The oceans are becoming a repository for almost all of Earth’s excess
heat, driving up sea levels and threatening coastlines, according to a
leaked draft of the most comprehensive United Nations report addressing
climate science.
Temperatures in the shallowest waters rose by more than 0.1 degree
Celsius (0.18 degree Fahrenheit) a decade for the 40 years through 2010,
the study found. Average sea levels have increased worldwide by about
19 centimeters (7.5 inches) since 1901 and researchers said it’s “very
likely” the system of ocean currents that includes the Gulf Stream will
slow in the coming decades.
The findings are detailed in a 2,200-page report that will guide UN envoys as they devise a new treaty to fight climate change
by 2015. It was obtained by Bloomberg from a person with official
access to the report who declined to be further identified because it
hasn’t been published.

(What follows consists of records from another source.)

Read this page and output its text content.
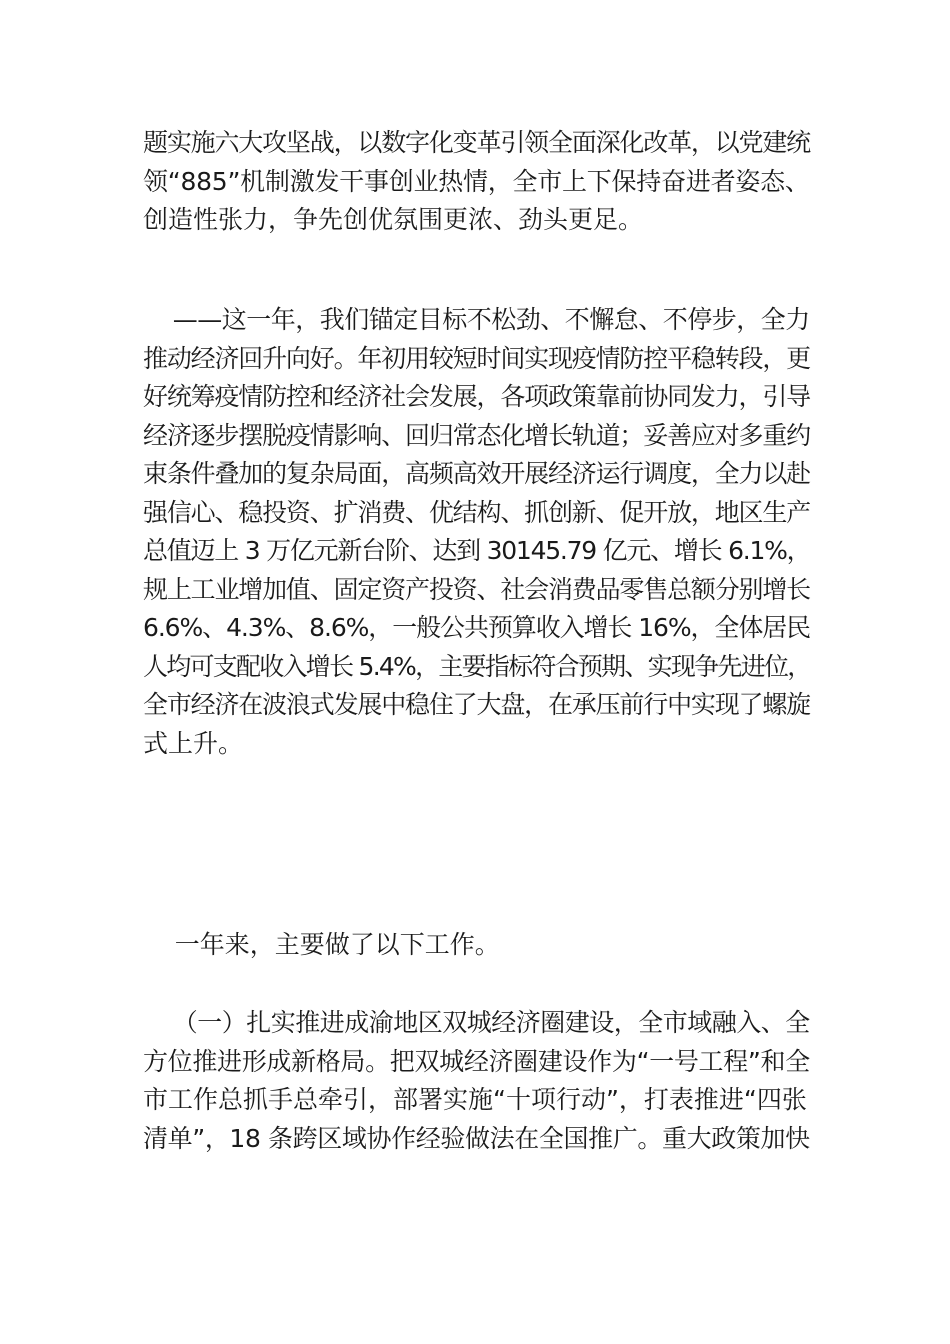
题实施六大攻坚战，以数字化变革引领全面深化改革，以党建统
领“885”机制激发干事创业热情，全市上下保持奋进者姿态、
创造性张力，争先创优氛围更浓、劲头更足。
——这一年，我们锚定目标不松劲、不懈怠、不停步，全力
推动经济回升向好。年初用较短时间实现疫情防控平稳转段，更
好统筹疫情防控和经济社会发展，各项政策靠前协同发力，引导
经济逐步摆脱疫情影响、回归常态化增长轨道；妥善应对多重约
束条件叠加的复杂局面，高频高效开展经济运行调度，全力以赴
强信心、稳投资、扩消费、优结构、抓创新、促开放，地区生产
总值迈上 3 万亿元新台阶、达到 30145.79 亿元、增长 6.1%，
规上工业增加值、固定资产投资、社会消费品零售总额分别增长
6.6%、4.3%、8.6%，一般公共预算收入增长 16%，全体居民
人均可支配收入增长 5.4%，主要指标符合预期、实现争先进位，
全市经济在波浪式发展中稳住了大盘，在承压前行中实现了螺旋
式上升。
一年来，主要做了以下工作。
（一）扎实推进成渝地区双城经济圈建设，全市域融入、全
方位推进形成新格局。把双城经济圈建设作为“一号工程”和全
市工作总抓手总牵引，部署实施“十项行动”，打表推进“四张
清单”，18 条跨区域协作经验做法在全国推广。重大政策加快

The UN declined to comment.
“The Earth is
absorbing more heat than it is emitting back into space, and nearly all
this excess heat is entering the oceans and being stored there,” the
report’s authors wrote. “Changes have been observed in ocean properties
of relevance to climate during the past 40 years, including temperature,
salinity, sea level, carbon, pH and oxygen.”
It’s “extremely likely” mankind is responsible for more than half of the
observed temperature rises since the 1950s and it’s “virtually certain”
the global rate of sea-level
rise has accelerated over the past two centuries, according to the
summary document. Those main points are little changed from an earlier
version that was leaked by the blogger Alec Rawls on the website
www.stopgreensuicide.com in December.
The latest version of the summary includes a lower forecast for
temperature rise from 2016 through 2035 of 0.3 degrees to 0.7 degrees
Celsius, compared with 0.4 degrees to 1 degree in last year’s version.
Both versions conclude that there’s “very high confidence” the Greenland
Ice Sheet has lost mass and “high confidence” the same has happened to
the Antarctic Ice Sheet. The two ice sheets contain more than 99 percent
of the planet’s freshwater ice, according to the National Snow & Ice Data Center.